I am always looking for new ways to enjoy quinoa and I suspect this recipe will become a staple for us when favas are in season. If you don’t have access to favas, I think steamed, chopped asparagus or even spinach, would be a delicious substitute in this dish. Plus here's another use for those preserved lemons you might have made with me a while back.
Eating favas in the middle of California winter, I feel like a traitor to my friends at home. Here in New Zealand it is early Summer and favas ( aka “broad beans” ) are ready for harvest and impossible for me to resist. I stumbled on this recipe in Australia’s Gourmet Traveller (my new favorite food mag) and loved the mix of flavors. I ended up making a lot of changes to the original recipe until I was satisfied with the balance of fresh, creamy, lemony, flavors I craved. I served the salad to P and my mom - when they oohed and aahed, I figured I needed to share the recipe with you.

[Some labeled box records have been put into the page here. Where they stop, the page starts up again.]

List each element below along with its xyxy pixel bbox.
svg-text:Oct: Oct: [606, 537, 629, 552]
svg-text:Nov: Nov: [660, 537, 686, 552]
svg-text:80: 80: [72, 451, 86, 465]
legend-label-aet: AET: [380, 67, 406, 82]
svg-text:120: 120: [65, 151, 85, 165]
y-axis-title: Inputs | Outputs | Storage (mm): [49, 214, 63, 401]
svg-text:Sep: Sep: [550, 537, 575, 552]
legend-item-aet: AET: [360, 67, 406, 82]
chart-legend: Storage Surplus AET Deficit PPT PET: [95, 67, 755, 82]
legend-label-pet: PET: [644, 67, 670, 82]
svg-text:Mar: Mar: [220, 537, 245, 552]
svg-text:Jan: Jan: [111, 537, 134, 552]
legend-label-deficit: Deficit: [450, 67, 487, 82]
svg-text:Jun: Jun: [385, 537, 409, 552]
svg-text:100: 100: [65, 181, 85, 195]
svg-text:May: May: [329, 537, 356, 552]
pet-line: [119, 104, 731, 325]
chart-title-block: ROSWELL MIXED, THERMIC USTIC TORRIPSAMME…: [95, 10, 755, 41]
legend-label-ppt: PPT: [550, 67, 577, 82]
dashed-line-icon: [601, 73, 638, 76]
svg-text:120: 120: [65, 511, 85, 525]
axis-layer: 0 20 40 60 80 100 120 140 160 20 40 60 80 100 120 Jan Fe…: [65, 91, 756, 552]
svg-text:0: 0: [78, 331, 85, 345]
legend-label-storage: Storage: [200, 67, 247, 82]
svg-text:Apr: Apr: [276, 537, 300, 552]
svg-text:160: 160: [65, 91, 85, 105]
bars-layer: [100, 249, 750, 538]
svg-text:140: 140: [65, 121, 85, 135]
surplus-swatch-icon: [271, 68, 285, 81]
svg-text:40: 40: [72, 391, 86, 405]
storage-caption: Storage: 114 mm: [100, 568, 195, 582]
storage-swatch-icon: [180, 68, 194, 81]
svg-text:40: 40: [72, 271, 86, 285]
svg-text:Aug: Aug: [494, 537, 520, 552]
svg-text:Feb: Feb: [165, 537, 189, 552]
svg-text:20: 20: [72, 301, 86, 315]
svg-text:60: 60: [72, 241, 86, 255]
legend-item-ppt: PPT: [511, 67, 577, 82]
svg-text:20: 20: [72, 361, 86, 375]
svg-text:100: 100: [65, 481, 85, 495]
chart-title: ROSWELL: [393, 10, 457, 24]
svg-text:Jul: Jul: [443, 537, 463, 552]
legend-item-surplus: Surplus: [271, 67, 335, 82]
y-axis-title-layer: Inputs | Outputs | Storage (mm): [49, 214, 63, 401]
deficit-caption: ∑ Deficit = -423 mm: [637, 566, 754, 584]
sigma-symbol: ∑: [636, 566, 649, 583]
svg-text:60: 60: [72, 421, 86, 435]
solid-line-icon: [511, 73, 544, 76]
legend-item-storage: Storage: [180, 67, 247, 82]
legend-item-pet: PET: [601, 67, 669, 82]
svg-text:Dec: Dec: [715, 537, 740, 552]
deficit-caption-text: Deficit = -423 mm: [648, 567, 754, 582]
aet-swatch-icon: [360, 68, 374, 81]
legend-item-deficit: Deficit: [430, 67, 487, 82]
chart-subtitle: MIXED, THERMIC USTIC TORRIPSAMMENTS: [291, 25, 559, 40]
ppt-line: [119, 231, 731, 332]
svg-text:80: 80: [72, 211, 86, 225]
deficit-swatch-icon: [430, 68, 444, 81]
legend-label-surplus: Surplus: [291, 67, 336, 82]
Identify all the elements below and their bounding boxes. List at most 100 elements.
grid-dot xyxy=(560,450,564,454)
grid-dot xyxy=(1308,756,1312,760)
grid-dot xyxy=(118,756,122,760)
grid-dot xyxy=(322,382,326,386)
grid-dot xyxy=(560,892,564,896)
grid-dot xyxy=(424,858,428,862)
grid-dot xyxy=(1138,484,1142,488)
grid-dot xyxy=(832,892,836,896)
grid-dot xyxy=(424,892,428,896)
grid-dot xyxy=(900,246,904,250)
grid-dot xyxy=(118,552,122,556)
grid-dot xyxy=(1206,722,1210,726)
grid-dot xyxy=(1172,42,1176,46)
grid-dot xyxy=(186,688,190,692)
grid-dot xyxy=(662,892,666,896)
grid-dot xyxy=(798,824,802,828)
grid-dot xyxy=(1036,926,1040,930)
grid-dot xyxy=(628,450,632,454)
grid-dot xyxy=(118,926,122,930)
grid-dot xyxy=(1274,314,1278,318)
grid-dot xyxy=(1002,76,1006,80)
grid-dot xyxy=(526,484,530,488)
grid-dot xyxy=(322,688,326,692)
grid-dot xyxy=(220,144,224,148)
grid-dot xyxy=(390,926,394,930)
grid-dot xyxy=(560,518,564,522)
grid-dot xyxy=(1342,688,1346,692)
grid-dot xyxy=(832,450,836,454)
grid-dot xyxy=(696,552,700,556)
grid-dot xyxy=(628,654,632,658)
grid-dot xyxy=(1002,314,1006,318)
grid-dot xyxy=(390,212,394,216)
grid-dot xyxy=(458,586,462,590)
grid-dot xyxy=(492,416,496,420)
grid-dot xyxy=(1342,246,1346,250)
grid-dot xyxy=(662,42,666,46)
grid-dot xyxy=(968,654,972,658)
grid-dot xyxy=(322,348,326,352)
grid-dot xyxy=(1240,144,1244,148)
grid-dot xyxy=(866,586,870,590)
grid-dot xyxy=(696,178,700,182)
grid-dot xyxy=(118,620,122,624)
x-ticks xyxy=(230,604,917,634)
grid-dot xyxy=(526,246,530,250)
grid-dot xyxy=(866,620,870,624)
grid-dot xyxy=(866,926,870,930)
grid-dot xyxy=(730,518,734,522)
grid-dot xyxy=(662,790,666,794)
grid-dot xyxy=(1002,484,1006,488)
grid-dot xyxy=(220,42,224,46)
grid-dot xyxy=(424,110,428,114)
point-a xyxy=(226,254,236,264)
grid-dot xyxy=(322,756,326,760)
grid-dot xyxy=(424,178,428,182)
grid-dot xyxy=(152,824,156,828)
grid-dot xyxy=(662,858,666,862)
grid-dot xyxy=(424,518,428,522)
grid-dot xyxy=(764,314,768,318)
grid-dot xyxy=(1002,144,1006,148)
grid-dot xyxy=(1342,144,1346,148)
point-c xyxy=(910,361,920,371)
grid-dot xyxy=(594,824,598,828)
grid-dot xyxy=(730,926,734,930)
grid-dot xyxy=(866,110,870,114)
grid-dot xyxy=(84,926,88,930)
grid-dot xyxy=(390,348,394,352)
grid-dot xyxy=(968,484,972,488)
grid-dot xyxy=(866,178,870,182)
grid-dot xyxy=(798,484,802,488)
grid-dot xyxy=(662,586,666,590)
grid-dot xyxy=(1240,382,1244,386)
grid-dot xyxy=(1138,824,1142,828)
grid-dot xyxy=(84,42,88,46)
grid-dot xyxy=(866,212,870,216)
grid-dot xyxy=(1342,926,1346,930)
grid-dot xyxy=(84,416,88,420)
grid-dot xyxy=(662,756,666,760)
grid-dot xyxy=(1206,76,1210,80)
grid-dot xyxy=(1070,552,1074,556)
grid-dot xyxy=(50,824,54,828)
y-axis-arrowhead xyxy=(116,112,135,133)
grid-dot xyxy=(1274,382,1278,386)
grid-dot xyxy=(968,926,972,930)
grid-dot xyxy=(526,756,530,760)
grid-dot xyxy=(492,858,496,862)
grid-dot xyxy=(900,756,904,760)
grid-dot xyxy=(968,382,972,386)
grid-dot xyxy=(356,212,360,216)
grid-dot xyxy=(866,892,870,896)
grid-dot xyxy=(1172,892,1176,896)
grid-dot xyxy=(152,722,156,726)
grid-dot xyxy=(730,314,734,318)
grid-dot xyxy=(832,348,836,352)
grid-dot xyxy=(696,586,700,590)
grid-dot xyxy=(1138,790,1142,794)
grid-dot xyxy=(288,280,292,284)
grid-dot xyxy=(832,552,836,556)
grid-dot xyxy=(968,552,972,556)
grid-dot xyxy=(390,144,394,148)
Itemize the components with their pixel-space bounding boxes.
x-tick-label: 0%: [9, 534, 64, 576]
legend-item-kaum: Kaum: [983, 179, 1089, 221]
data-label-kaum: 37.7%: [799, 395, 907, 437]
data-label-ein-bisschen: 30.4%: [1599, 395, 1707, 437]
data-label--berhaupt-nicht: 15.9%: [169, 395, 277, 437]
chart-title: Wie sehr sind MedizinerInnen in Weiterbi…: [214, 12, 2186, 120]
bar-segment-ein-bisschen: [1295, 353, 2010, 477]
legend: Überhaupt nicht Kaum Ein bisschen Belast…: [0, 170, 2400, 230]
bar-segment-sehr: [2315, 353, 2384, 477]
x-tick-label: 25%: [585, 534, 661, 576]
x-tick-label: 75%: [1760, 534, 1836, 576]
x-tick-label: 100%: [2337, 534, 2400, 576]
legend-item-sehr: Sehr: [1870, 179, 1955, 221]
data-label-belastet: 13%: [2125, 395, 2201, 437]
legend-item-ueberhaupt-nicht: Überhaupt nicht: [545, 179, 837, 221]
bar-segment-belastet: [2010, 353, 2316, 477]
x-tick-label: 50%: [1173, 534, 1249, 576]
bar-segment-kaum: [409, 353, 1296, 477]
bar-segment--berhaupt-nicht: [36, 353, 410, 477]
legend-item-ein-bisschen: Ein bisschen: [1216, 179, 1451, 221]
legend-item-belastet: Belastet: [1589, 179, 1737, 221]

This salad can be a one-bowl-meal in itself or works as a substantial side dish for grilled fish or chicken.
adapted from Matt Stone’s recipe in Gourmet Traveller September 2010
- 1 1/2 cup quinoa
- 2 pounds favas/broad beans, in their pods
- 1/4-1/2 of a preserved lemon, flesh discarded, rinsed thoroughly, and chopped fine
- 1/3 cup olive oil
- juice from 1/2 lemon
- add 1/4 cup soft creamy fresh goat cheese, crumbled
- 1/2 cup mint leaves, roughly torn
- 1/4 cup parsley, roughly torn
- note: if preserved lemon is well integrated into the salad, then no need for more salt.
Prepare preserved lemon (be sure to adequately rinse the preserved lemon, otherwise the preserving salt will overpower the dish). Start by using 1/4 lemon at this point. You can always add more lemon to season the dish later. Mix with olive oil to blend the flavors. Set aside.
Fill a medium sauce pan with water. Set water to a boil on the stove top. ( This pot is for cooking the favas.)
Rinse quinoa several times. Then combine quinoa with 3 cups of water in a large sauce pan. Bring water to a boil. Cover and simmer for 10-15 minutes or until all the water is absorbed. Rinse with cold water. Let quinoa cool to room temp.
While quinoa is cooking, prepare favas. Remove beans from their pods. Parboil beans for 2 -3 minutes. Refresh in cold water. When favas are cool enough to handle, remove vibrant green beans from their skins. The prep for favas is a bit tedious, but well worth it.
Toss room temperature quinoa with olive oil, preserved lemon, and lemon juice. Add favas, parsley, and mix. Make sure everything is well integrated. Taste to make sure seasoning is balanced. Feel free to add a bit more lemon juice, olive oil, or preserved lemon if it suits you. Gently fold in bits of goat cheese.